Published 17 May 2023 in cs.CL and cs.AI

Abstract: Learning from human feedback has been shown to be effective at aligning LLMs with human preferences. Past work has often relied on Reinforcement Learning from Human Feedback (RLHF), which optimizes the LLM using reward scores assigned from a reward model trained on human preference data. In this work we show how the recently introduced Sequence Likelihood Calibration (SLiC), can also be used to effectively learn from human preferences (SLiC-HF). Furthermore, we demonstrate this can be done with human feedback data collected for a different model, similar to off-policy, offline RL data. Automatic and human evaluation experiments on the TL;DR summarization task show that SLiC-HF significantly improves supervised fine-tuning baselines. Furthermore, SLiC-HF presents a competitive alternative to the PPO RLHF implementation used in past work while being much simpler to implement, easier to tune and more computationally efficient in practice.

Overview of "SLiC-HF: Sequence Likelihood Calibration with Human Feedback"

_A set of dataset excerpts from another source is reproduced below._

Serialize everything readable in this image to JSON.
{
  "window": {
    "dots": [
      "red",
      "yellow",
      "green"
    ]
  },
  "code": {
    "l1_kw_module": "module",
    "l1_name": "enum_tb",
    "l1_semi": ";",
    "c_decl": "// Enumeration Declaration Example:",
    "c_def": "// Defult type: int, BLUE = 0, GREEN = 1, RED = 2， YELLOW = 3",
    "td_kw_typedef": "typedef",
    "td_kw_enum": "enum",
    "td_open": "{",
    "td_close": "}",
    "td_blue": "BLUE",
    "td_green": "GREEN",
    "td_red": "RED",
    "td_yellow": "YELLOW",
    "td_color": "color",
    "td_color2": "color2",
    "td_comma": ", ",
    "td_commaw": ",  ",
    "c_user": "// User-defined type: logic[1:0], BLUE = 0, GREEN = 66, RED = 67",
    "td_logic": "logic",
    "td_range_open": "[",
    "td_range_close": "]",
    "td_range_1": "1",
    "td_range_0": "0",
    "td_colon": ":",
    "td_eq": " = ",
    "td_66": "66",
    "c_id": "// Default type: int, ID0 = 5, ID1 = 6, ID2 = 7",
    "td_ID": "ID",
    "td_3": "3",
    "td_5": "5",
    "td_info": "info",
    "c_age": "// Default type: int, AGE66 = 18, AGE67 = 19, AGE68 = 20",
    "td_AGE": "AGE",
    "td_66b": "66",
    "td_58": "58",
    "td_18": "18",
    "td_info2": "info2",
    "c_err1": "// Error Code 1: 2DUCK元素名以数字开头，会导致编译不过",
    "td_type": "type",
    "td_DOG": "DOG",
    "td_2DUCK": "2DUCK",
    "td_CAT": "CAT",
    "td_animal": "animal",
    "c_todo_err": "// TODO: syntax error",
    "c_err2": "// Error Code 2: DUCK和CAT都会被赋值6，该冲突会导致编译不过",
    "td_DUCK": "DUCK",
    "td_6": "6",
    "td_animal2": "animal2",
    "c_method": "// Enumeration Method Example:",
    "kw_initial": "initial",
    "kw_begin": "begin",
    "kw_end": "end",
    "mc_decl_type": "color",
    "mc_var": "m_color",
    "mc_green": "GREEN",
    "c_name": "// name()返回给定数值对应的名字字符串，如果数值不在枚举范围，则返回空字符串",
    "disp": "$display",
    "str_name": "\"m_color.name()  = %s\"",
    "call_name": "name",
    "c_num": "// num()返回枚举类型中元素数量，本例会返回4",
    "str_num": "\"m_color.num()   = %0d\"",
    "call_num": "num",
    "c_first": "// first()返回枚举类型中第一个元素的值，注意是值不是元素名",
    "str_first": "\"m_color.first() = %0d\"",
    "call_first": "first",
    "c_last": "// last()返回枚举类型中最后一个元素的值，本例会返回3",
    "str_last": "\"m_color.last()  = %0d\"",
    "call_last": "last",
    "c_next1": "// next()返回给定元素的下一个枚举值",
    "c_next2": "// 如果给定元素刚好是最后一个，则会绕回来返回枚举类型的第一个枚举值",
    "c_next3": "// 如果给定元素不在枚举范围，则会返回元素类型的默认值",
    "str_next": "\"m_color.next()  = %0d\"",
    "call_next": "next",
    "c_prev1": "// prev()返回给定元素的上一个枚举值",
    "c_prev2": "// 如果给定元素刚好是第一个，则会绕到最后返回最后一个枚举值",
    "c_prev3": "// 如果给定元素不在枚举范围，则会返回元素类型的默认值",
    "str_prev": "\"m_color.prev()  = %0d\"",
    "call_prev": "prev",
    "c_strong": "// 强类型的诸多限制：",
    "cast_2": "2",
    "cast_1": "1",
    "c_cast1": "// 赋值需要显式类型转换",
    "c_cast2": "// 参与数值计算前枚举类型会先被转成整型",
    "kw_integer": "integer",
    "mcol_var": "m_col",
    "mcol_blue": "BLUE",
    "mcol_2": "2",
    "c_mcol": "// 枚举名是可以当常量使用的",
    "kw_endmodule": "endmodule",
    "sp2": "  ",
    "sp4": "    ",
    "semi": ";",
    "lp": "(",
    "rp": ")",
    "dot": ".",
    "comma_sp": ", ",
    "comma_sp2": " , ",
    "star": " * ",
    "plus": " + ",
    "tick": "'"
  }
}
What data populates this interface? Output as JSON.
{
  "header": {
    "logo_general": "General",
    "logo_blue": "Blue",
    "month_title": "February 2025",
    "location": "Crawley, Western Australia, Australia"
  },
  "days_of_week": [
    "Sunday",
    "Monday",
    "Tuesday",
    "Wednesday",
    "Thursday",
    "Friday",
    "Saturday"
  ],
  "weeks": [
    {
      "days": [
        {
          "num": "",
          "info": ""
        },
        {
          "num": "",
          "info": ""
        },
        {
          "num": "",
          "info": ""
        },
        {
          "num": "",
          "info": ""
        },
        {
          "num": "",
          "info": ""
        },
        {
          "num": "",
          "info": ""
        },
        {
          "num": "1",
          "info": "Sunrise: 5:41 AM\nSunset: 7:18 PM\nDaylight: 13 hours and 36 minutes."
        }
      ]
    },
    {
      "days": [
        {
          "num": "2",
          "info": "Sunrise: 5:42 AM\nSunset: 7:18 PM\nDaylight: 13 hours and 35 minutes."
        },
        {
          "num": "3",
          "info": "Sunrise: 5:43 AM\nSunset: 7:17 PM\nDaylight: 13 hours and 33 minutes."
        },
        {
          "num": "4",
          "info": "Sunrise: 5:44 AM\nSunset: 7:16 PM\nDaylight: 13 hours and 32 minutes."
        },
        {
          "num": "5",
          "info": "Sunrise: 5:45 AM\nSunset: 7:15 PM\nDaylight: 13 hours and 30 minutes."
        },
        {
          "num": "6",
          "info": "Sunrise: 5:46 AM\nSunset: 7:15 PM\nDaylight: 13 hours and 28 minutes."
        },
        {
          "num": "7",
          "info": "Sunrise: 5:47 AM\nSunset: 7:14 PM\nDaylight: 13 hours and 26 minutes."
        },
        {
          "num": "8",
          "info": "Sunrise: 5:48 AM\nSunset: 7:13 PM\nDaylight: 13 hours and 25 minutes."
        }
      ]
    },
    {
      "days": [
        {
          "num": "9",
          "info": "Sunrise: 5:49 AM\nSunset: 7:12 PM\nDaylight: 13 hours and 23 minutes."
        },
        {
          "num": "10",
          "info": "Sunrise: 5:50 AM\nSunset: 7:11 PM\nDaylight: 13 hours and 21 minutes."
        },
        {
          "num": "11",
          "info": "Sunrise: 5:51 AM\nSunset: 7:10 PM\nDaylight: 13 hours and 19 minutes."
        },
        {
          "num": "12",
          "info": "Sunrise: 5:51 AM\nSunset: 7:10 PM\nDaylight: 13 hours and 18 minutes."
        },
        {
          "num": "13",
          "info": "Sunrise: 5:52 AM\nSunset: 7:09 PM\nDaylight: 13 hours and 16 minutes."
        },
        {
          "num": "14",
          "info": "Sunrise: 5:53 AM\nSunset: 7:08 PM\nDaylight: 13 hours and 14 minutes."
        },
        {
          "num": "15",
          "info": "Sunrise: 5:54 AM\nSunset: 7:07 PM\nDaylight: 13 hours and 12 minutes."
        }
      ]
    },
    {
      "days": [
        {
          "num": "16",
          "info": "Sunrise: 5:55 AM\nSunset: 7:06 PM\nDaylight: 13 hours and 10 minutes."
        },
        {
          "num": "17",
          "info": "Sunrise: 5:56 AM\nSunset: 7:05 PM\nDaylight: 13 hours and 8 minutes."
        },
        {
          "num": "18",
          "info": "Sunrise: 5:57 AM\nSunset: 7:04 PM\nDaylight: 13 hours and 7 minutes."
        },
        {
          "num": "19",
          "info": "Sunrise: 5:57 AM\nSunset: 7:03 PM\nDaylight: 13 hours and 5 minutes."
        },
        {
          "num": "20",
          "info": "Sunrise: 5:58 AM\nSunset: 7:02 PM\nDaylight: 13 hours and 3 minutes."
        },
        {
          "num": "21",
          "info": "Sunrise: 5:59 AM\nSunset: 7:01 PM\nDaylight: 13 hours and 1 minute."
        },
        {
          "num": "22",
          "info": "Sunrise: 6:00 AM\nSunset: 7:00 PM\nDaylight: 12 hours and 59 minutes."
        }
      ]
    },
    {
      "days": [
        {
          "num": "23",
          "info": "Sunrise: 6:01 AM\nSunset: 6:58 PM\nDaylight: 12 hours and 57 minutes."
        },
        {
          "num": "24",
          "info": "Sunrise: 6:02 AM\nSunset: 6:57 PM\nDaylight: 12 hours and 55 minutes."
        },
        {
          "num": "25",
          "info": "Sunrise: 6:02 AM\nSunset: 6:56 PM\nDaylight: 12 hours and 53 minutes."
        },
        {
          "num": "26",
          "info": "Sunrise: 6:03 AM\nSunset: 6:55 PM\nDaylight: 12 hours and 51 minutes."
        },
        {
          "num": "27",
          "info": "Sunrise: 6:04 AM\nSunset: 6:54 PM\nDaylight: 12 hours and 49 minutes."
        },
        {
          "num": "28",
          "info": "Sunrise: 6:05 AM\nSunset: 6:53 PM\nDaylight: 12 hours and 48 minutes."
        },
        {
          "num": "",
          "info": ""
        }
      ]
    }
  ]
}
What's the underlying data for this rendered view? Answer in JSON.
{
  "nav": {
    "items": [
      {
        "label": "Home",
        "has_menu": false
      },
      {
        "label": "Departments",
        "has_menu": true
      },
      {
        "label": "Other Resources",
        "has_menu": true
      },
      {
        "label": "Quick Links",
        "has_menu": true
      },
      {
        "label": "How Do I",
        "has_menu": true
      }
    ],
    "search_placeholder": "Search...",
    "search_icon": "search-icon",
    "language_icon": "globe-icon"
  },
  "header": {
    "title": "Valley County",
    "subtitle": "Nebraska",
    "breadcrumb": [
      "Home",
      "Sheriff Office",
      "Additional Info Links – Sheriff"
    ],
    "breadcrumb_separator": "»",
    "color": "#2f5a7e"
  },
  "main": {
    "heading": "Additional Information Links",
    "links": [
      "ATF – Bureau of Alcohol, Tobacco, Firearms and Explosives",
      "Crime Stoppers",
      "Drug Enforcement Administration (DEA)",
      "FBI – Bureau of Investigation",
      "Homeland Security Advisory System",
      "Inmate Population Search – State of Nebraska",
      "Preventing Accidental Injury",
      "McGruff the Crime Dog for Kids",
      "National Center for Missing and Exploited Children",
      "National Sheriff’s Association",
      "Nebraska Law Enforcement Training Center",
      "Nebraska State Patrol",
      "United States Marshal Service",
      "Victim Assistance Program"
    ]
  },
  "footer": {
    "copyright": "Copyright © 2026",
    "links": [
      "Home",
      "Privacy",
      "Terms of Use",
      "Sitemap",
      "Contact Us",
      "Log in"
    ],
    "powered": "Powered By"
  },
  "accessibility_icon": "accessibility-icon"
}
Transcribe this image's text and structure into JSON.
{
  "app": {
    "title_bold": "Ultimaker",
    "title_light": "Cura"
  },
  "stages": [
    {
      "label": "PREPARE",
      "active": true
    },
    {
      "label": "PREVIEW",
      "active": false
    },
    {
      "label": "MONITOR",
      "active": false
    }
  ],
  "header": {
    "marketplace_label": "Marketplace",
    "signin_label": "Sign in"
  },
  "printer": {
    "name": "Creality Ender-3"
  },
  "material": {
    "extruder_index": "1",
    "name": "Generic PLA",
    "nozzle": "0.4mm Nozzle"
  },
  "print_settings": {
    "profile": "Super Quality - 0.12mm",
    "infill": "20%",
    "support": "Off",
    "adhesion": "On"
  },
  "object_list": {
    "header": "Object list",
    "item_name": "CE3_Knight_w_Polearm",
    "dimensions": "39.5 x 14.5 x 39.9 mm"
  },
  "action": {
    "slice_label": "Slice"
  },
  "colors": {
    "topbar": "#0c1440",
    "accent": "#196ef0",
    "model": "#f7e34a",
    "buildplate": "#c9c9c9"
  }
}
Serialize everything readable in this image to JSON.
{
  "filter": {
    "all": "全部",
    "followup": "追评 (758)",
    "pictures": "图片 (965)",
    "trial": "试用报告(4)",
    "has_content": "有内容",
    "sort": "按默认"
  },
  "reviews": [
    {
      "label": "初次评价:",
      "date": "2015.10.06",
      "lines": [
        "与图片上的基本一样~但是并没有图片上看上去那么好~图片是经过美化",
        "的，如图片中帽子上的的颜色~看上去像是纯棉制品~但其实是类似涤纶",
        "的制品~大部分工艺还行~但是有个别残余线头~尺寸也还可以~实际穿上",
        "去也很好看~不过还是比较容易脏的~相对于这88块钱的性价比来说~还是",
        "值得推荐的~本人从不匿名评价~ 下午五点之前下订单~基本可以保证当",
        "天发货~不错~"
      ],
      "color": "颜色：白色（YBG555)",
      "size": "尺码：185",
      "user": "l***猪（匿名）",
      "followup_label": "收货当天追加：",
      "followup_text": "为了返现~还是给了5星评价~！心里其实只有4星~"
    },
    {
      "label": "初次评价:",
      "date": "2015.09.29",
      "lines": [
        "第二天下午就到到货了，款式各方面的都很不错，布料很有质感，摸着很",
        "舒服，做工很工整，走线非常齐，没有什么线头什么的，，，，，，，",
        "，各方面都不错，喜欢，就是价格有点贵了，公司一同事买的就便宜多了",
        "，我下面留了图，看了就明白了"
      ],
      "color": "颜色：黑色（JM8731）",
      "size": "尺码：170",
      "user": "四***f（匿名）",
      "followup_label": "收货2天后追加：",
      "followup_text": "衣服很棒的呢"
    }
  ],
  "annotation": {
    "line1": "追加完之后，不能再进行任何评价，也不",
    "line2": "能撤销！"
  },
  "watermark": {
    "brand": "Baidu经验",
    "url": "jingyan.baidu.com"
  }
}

The paper "SLiC-HF: Sequence Likelihood Calibration with Human Feedback" presents a novel approach to aligning LLMs with human preferences through Sequence Likelihood Calibration with Human Feedback (SLiC-HF). Traditionally, alignment of LLM outputs with human judgments has relied on Reinforcement Learning from Human Feedback (RLHF), specifically leveraging algorithms like PPO to optimize model behavior based on human-generated reward signals. However, SLiC-HF proposes an alternative method that uses Sequence Likelihood Calibration (SLiC) to adjust model outputs by ranking decoded sequences based on human feedback data without the complexities associated with reinforcement learning.

Core Contributions

The main contributions of this work are multifaceted:

  1. Introduction of SLiC-HF: It applies SLiC techniques to leverage human preferences, providing a simpler, more efficient alternative to RLHF. This involves calibrating the sequence likelihoods of a Supervised Fine-Tuned (SFT) model by using pairwise human preference data to rank model outputs.
  2. Utilization of Off-Policy Data: SLiC-HF can effectively use human feedback data collected for different models, akin to off-policy, offline RL data. This characteristic negates the need for bespoke feedback data, yielding potential cost and workflow efficiencies.
  3. Recipe for Implementation: The authors provide detailed guidance on implementing SLiC-HF using open-source tools, demonstrating its viability through extensive experimentation on the Reddit TL;DR dataset.

Experimental Insights

The authors conducted experiments using both automatic evaluations and human evaluations to demonstrate SLiC-HF’s efficacy:

  • Quantitative Performance: SLiC-HF models showed substantial improvements over baseline SFT models. Furthermore, when compared to the RLHF-PPO models from prior work, SLiC-HF showed comparable or superior performance, indicating it as a viable alternative.
  • Efficiency Gains: By removing the necessity of maintaining large auxiliary models (reward/value networks), SLiC-HF reduces the computational complexity and memory usage associated with training, enabling easier hyperparameter tuning and potentially faster convergence times.
  • Scalability: Scaling experiments with model sizes and different calibration configurations suggest SLiC-HF’s effectiveness across model sizes and show robustness in performance when increasing the number of candidate sequences sampled for ranking.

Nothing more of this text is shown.